Perhaps I’m getting old, but it only seems like yesterday that High-Definition TV (HDTV) was introduced. We were promised a new era of television, where sporting events would be brought to us in our own homes and we would feel like we were there in person. Except, it would be better than really being there because with HDTV, you could watch events unfold from the comfort of your own sofa with a bowl of cereal in your hand (or is the sports and cereal combo just me?).
For some people, TV quality is all about the megapixels. The more, the better. There are a few different variations of HDTV, but at its best the megapixel count comes to 2.1. That’s not too bad, but as you may have guessed, the story doesn’t end there.
The Japanese national broadcaster, NHK (who were involved in the development of HDTV), have recently demonstrated their new Ultra-HD system called Super Hi-Vision (SHV). SHV uses 16 times as many pixels as HDTV, weighing in at 33 megapixels. During the London 2012 Olympic Games, the SHV system was used to display events at 5 theatres across the world.
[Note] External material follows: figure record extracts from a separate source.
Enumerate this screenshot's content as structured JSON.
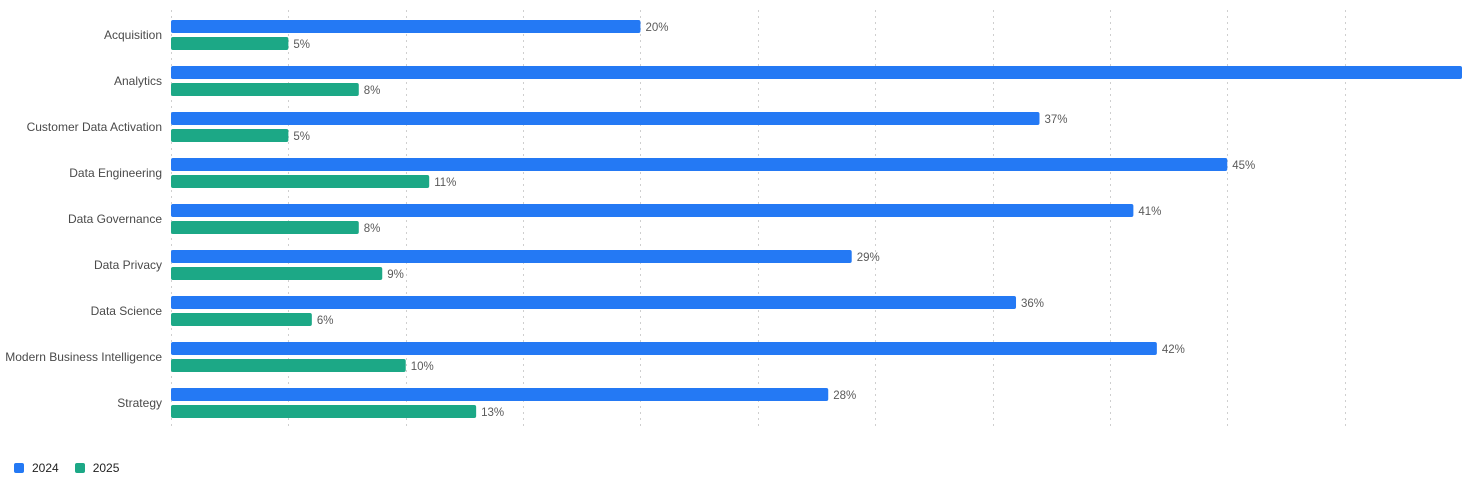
{
  "chart_data": {
    "type": "bar",
    "orientation": "horizontal",
    "categories": [
      "Acquisition",
      "Analytics",
      "Customer Data Activation",
      "Data Engineering",
      "Data Governance",
      "Data Privacy",
      "Data Science",
      "Modern Business Intelligence",
      "Strategy"
    ],
    "series": [
      {
        "name": "2024",
        "color": "#2479f4",
        "values": [
          20,
          55,
          37,
          45,
          41,
          29,
          36,
          42,
          28
        ],
        "labels": [
          "20%",
          "",
          "37%",
          "45%",
          "41%",
          "29%",
          "36%",
          "42%",
          "28%"
        ]
      },
      {
        "name": "2025",
        "color": "#1ca886",
        "values": [
          5,
          8,
          5,
          11,
          8,
          9,
          6,
          10,
          13
        ],
        "labels": [
          "5%",
          "8%",
          "5%",
          "11%",
          "8%",
          "9%",
          "6%",
          "10%",
          "13%"
        ]
      }
    ],
    "xlim": [
      0,
      55
    ],
    "grid": true,
    "legend_position": "bottom-left",
    "title": "",
    "xlabel": "",
    "ylabel": ""
  }
}
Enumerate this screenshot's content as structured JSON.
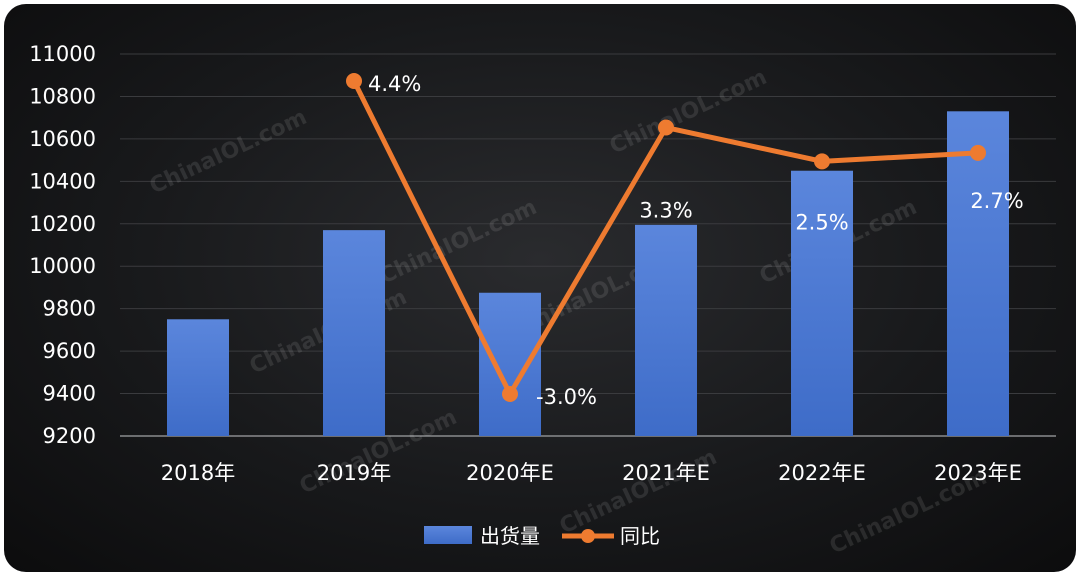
{
  "chart_data": {
    "type": "bar",
    "categories": [
      "2018年",
      "2019年",
      "2020年E",
      "2021年E",
      "2022年E",
      "2023年E"
    ],
    "series": [
      {
        "name": "出货量",
        "type": "bar",
        "axis": "left",
        "color": "#4a78d4",
        "values": [
          9750,
          10170,
          9875,
          10195,
          10450,
          10730
        ]
      },
      {
        "name": "同比",
        "type": "line",
        "axis": "right",
        "color": "#ee7b30",
        "values": [
          null,
          4.4,
          -3.0,
          3.3,
          2.5,
          2.7
        ],
        "labels": [
          "",
          "4.4%",
          "-3.0%",
          "3.3%",
          "2.5%",
          "2.7%"
        ]
      }
    ],
    "yTicks": [
      "11000",
      "10800",
      "10600",
      "10400",
      "10200",
      "10000",
      "9800",
      "9600",
      "9400",
      "9200"
    ],
    "ylim": [
      9200,
      11000
    ],
    "y2lim": [
      -3.0,
      4.4
    ],
    "grid": true,
    "legend": "bottom",
    "watermark": "ChinaIOL.com"
  }
}
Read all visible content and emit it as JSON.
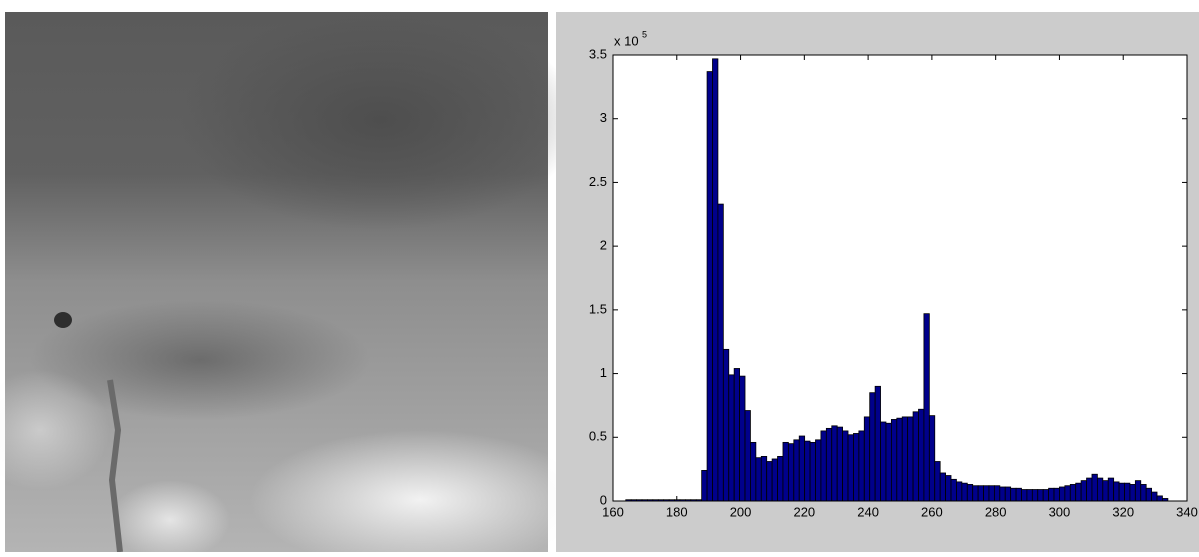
{
  "chart_data": {
    "type": "histogram",
    "y_multiplier": {
      "base": "x 10",
      "exponent": "5"
    },
    "bins": [
      164,
      165.7,
      167.4,
      169.1,
      170.8,
      172.5,
      174.2,
      175.9,
      177.6,
      179.3,
      181,
      182.7,
      184.4,
      186.1,
      187.8,
      189.5,
      191.2,
      192.9,
      194.6,
      196.3,
      198,
      199.7,
      201.4,
      203.1,
      204.8,
      206.5,
      208.2,
      209.9,
      211.6,
      213.3,
      215,
      216.7,
      218.4,
      220.1,
      221.8,
      223.5,
      225.2,
      226.9,
      228.6,
      230.3,
      232,
      233.7,
      235.4,
      237.1,
      238.8,
      240.5,
      242.2,
      243.9,
      245.6,
      247.3,
      249,
      250.7,
      252.4,
      254.1,
      255.8,
      257.5,
      259.2,
      260.9,
      262.6,
      264.3,
      266,
      267.7,
      269.4,
      271.1,
      272.8,
      274.5,
      276.2,
      277.9,
      279.6,
      281.3,
      283,
      284.7,
      286.4,
      288.1,
      289.8,
      291.5,
      293.2,
      294.9,
      296.6,
      298.3,
      300,
      301.7,
      303.4,
      305.1,
      306.8,
      308.5,
      310.2,
      311.9,
      313.6,
      315.3,
      317,
      318.7,
      320.4,
      322.1,
      323.8,
      325.5,
      327.2,
      328.9,
      330.6,
      332.3,
      334
    ],
    "values": [
      0.01,
      0.01,
      0.01,
      0.01,
      0.01,
      0.01,
      0.01,
      0.01,
      0.01,
      0.01,
      0.01,
      0.01,
      0.01,
      0.01,
      0.24,
      3.37,
      3.47,
      2.33,
      1.19,
      0.99,
      1.04,
      0.98,
      0.71,
      0.46,
      0.34,
      0.35,
      0.31,
      0.33,
      0.35,
      0.46,
      0.45,
      0.48,
      0.51,
      0.47,
      0.46,
      0.48,
      0.55,
      0.57,
      0.59,
      0.58,
      0.55,
      0.52,
      0.53,
      0.55,
      0.66,
      0.85,
      0.9,
      0.62,
      0.61,
      0.64,
      0.65,
      0.66,
      0.66,
      0.7,
      0.72,
      1.47,
      0.67,
      0.31,
      0.22,
      0.2,
      0.17,
      0.15,
      0.14,
      0.13,
      0.12,
      0.12,
      0.12,
      0.12,
      0.12,
      0.11,
      0.11,
      0.1,
      0.1,
      0.09,
      0.09,
      0.09,
      0.09,
      0.09,
      0.1,
      0.1,
      0.11,
      0.12,
      0.13,
      0.14,
      0.16,
      0.18,
      0.21,
      0.18,
      0.16,
      0.18,
      0.15,
      0.14,
      0.14,
      0.13,
      0.16,
      0.13,
      0.1,
      0.07,
      0.04,
      0.02
    ],
    "color": "#00008b",
    "xlim": [
      160,
      340
    ],
    "xticks": [
      160,
      180,
      200,
      220,
      240,
      260,
      280,
      300,
      320,
      340
    ],
    "ylim": [
      0,
      3.5
    ],
    "yticks": [
      0,
      0.5,
      1,
      1.5,
      2,
      2.5,
      3,
      3.5
    ]
  }
}
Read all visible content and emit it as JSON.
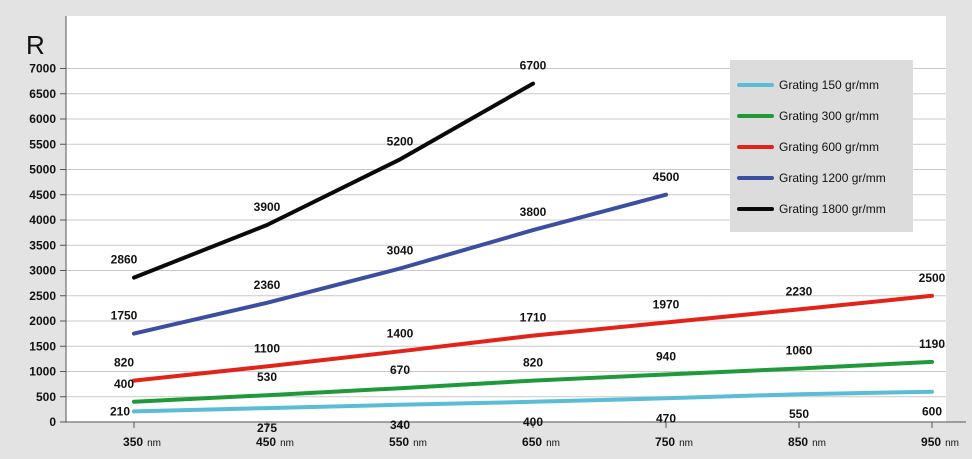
{
  "chart_data": {
    "type": "line",
    "ylabel": "R",
    "ylim": [
      0,
      8000
    ],
    "yticks": [
      0,
      500,
      1000,
      1500,
      2000,
      2500,
      3000,
      3500,
      4000,
      4500,
      5000,
      5500,
      6000,
      6500,
      7000
    ],
    "x": [
      350,
      450,
      550,
      650,
      750,
      850,
      950
    ],
    "xtick_labels": [
      "350",
      "450",
      "550",
      "650",
      "750",
      "850",
      "950"
    ],
    "x_unit": "nm",
    "grid": true,
    "legend_position": "top-right",
    "series": [
      {
        "name": "Grating 150 gr/mm",
        "color": "#5bbcd6",
        "x": [
          350,
          450,
          550,
          650,
          750,
          850,
          950
        ],
        "values": [
          210,
          275,
          340,
          400,
          470,
          550,
          600
        ]
      },
      {
        "name": "Grating 300 gr/mm",
        "color": "#1e9a3a",
        "x": [
          350,
          450,
          550,
          650,
          750,
          850,
          950
        ],
        "values": [
          400,
          530,
          670,
          820,
          940,
          1060,
          1190
        ]
      },
      {
        "name": "Grating 600 gr/mm",
        "color": "#e2231a",
        "x": [
          350,
          450,
          550,
          650,
          750,
          850,
          950
        ],
        "values": [
          820,
          1100,
          1400,
          1710,
          1970,
          2230,
          2500
        ]
      },
      {
        "name": "Grating 1200 gr/mm",
        "color": "#3b4ea0",
        "x": [
          350,
          450,
          550,
          650,
          750
        ],
        "values": [
          1750,
          2360,
          3040,
          3800,
          4500
        ]
      },
      {
        "name": "Grating 1800 gr/mm",
        "color": "#0a0a0a",
        "x": [
          350,
          450,
          550,
          650
        ],
        "values": [
          2860,
          3900,
          5200,
          6700
        ]
      }
    ]
  }
}
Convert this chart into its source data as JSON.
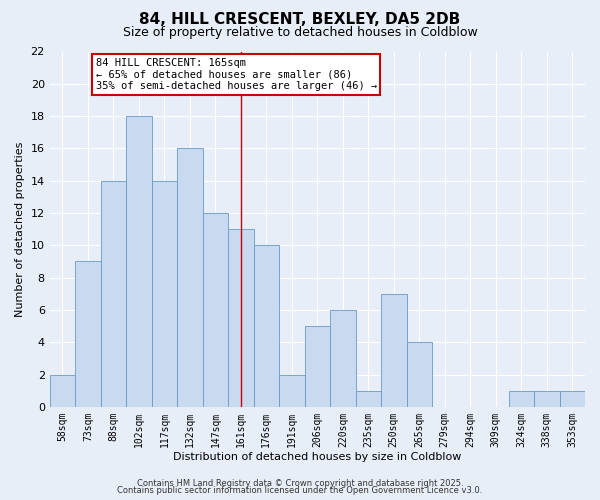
{
  "title": "84, HILL CRESCENT, BEXLEY, DA5 2DB",
  "subtitle": "Size of property relative to detached houses in Coldblow",
  "xlabel": "Distribution of detached houses by size in Coldblow",
  "ylabel": "Number of detached properties",
  "bin_labels": [
    "58sqm",
    "73sqm",
    "88sqm",
    "102sqm",
    "117sqm",
    "132sqm",
    "147sqm",
    "161sqm",
    "176sqm",
    "191sqm",
    "206sqm",
    "220sqm",
    "235sqm",
    "250sqm",
    "265sqm",
    "279sqm",
    "294sqm",
    "309sqm",
    "324sqm",
    "338sqm",
    "353sqm"
  ],
  "bar_values": [
    2,
    9,
    14,
    18,
    14,
    16,
    12,
    11,
    10,
    2,
    5,
    6,
    1,
    7,
    4,
    0,
    0,
    0,
    1,
    1,
    1
  ],
  "bar_color": "#c8d9f0",
  "bar_edge_color": "#6699cc",
  "vline_x_idx": 7,
  "vline_color": "#cc0000",
  "annotation_title": "84 HILL CRESCENT: 165sqm",
  "annotation_line1": "← 65% of detached houses are smaller (86)",
  "annotation_line2": "35% of semi-detached houses are larger (46) →",
  "annotation_box_color": "#ffffff",
  "annotation_border_color": "#cc0000",
  "ylim": [
    0,
    22
  ],
  "yticks": [
    0,
    2,
    4,
    6,
    8,
    10,
    12,
    14,
    16,
    18,
    20,
    22
  ],
  "background_color": "#e8eef8",
  "grid_color": "#ffffff",
  "title_fontsize": 11,
  "subtitle_fontsize": 9,
  "axis_label_fontsize": 8,
  "tick_fontsize": 7,
  "footer1": "Contains HM Land Registry data © Crown copyright and database right 2025.",
  "footer2": "Contains public sector information licensed under the Open Government Licence v3.0."
}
Specialist recording equipment was shipped over from Japan for the event and with only 3 SHV cameras in the world, it was important to get things right.
During the Olympic Games, screenings in the selected UK theatres were open to members of the public. Feedback from those who attended has been full of praise. One man commented that it looked like he was actually in The Olympic Stadium, watching events through a glass window.
NHK certainly have high hopes for the future of SHV. Their long term aim is to produce images with a higher resolution than the human eye, which can be watched on a screen bigger than the audiences field of view. Of course, we can’t all fit a screen that size into our homes and so there is a balance to be drawn. NHK are pushing ahead though, and are expecting to offer SHV to homes in Japan by 2022.